One incubator farmer who took advantage of the early chisel window, Foothills Flowers, chose to follow up with a BCS walk-behind tiller, using the shallow tillage and lightweight equipment to prep multiple beds for direct seeding of a dozen or so flower varieties. They were also able to sow beets for a contract through the Bellingham Food Bank’s Seed Money Program (a program sponsored by the Community Food Co-op’s Farm Fund which dovetails volunteer gleaners with funding for new farmers).
Popularized by Jean Martin Fortier, this method uses silage tarps to block light and rainfall in order to germinate weed seeds and then kill them with a lack of light, as well as kill a cover crop and activate the soil microbiota. This is one being experimented with by incubator farmers Slanted Sun, as well as our neighbors at Small Acres.
Another cool tool for early soil prep that works similar to a chisel plow, but on a micro-scale, is the broadfork. Here’s one from Meadow Creature, doing its thang:
I place the fork (20” wide with 16” tines) 4 to 6 inches behind my last penetration. I wiggle and dance the tines all the way down—in some cases you might not go quite so deep, but for our first ground-breaking, I want as much aeration as possible to activate the soil microbial community, and no chance for a pan higher in the soil profile, should that be the unforeseen consequence of my ambitious actions.

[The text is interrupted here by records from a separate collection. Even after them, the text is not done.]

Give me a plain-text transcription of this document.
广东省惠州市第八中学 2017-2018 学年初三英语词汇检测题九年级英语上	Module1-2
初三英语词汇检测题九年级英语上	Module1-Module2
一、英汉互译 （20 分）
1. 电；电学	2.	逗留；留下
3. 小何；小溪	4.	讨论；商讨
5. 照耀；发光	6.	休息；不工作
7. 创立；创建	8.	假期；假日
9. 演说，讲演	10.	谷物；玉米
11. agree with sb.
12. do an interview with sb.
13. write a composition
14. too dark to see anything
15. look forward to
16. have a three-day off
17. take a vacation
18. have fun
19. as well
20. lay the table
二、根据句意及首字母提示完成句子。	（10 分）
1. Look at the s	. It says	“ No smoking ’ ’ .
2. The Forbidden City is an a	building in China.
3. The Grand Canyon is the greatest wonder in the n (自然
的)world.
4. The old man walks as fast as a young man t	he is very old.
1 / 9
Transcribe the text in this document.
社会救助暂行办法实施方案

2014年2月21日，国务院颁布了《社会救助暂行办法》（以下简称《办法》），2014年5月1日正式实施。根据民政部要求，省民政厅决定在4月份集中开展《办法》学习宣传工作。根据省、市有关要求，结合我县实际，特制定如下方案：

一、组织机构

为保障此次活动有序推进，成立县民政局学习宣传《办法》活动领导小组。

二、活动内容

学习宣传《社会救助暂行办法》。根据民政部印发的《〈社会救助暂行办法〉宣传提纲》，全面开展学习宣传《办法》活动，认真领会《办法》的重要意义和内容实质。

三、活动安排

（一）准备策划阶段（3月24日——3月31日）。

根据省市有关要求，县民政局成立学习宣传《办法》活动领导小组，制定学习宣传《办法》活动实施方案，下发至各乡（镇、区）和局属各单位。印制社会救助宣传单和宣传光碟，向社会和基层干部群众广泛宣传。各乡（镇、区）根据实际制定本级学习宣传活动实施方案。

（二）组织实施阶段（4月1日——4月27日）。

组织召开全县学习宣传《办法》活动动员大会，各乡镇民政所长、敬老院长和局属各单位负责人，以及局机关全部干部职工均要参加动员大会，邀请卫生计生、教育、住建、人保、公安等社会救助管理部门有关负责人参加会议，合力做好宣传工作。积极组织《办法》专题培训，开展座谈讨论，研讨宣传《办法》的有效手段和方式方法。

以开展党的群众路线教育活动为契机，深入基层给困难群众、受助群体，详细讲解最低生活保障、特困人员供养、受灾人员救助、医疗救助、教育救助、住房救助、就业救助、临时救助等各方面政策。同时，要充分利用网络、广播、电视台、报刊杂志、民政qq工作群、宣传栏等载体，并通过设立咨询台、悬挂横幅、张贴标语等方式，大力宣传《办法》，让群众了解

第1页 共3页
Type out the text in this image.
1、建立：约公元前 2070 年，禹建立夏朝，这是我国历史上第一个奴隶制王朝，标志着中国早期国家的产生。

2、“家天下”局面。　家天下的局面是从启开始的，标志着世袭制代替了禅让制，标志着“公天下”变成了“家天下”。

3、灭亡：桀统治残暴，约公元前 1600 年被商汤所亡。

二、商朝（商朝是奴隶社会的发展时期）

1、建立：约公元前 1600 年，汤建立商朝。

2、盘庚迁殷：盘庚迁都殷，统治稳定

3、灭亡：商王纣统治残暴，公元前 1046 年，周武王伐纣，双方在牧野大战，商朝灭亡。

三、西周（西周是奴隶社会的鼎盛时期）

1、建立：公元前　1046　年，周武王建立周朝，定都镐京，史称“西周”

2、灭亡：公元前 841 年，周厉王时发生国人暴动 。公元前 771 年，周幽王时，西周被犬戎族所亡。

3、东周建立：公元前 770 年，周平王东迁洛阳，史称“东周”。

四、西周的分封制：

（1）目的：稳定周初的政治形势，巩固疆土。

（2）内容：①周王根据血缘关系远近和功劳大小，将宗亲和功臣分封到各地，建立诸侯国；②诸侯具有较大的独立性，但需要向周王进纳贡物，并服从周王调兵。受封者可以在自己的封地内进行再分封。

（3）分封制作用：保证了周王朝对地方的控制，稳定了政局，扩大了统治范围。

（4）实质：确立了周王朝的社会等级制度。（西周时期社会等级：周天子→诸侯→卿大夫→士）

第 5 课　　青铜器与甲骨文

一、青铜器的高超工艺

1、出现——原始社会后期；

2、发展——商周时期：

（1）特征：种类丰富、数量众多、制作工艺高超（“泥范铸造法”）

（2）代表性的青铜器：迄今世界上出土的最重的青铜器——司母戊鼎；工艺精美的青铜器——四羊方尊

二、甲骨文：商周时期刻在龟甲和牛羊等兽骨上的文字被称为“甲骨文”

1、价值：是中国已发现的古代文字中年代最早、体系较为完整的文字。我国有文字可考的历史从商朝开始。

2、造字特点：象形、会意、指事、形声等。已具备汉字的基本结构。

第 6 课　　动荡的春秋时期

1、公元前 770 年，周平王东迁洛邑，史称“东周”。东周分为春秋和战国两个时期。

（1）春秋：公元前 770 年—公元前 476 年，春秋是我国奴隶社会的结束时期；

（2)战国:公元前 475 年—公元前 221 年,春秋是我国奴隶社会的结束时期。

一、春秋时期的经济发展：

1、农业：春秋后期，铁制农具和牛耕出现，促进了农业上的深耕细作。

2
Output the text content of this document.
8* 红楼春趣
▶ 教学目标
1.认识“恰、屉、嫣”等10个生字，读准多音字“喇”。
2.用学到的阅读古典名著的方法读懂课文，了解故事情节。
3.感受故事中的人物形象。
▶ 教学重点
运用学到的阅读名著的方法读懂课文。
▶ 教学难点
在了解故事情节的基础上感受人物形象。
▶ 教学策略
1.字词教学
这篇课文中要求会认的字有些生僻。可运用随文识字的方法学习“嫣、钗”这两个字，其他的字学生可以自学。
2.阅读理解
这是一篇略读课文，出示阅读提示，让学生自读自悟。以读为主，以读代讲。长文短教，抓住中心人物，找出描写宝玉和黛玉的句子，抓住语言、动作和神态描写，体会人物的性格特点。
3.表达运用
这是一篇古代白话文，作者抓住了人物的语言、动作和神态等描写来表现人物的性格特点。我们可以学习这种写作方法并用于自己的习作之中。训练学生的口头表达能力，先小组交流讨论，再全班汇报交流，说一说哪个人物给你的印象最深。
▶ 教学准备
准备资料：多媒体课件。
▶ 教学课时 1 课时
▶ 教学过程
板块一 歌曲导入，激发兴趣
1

And leeaan back! Leveraging the forks against the unworked ground behind me. This is a good place to be very conscious of keeping your hips all the way forward so you’re using the strength in your shoulders and arms with the weight of your body rather than pulling with your back.
Keep working back against the unforked soil for leverage.
Being very conscious of a good stance (knees bent, one foot slightly ahead of the other), and pushing from that front foot, I wiggle the fork from its last placement to begin anew.
In this heavy silt loam, the broadfork allows deep aeration without destroying the soil structure as a tiller would. Watch a video of a broadfork in action at other farms here.
So whatever your method, good luck and remember to go easy early, and avoid compacting action while stimulating your soil microflora to life. This year they’re extra sleepy!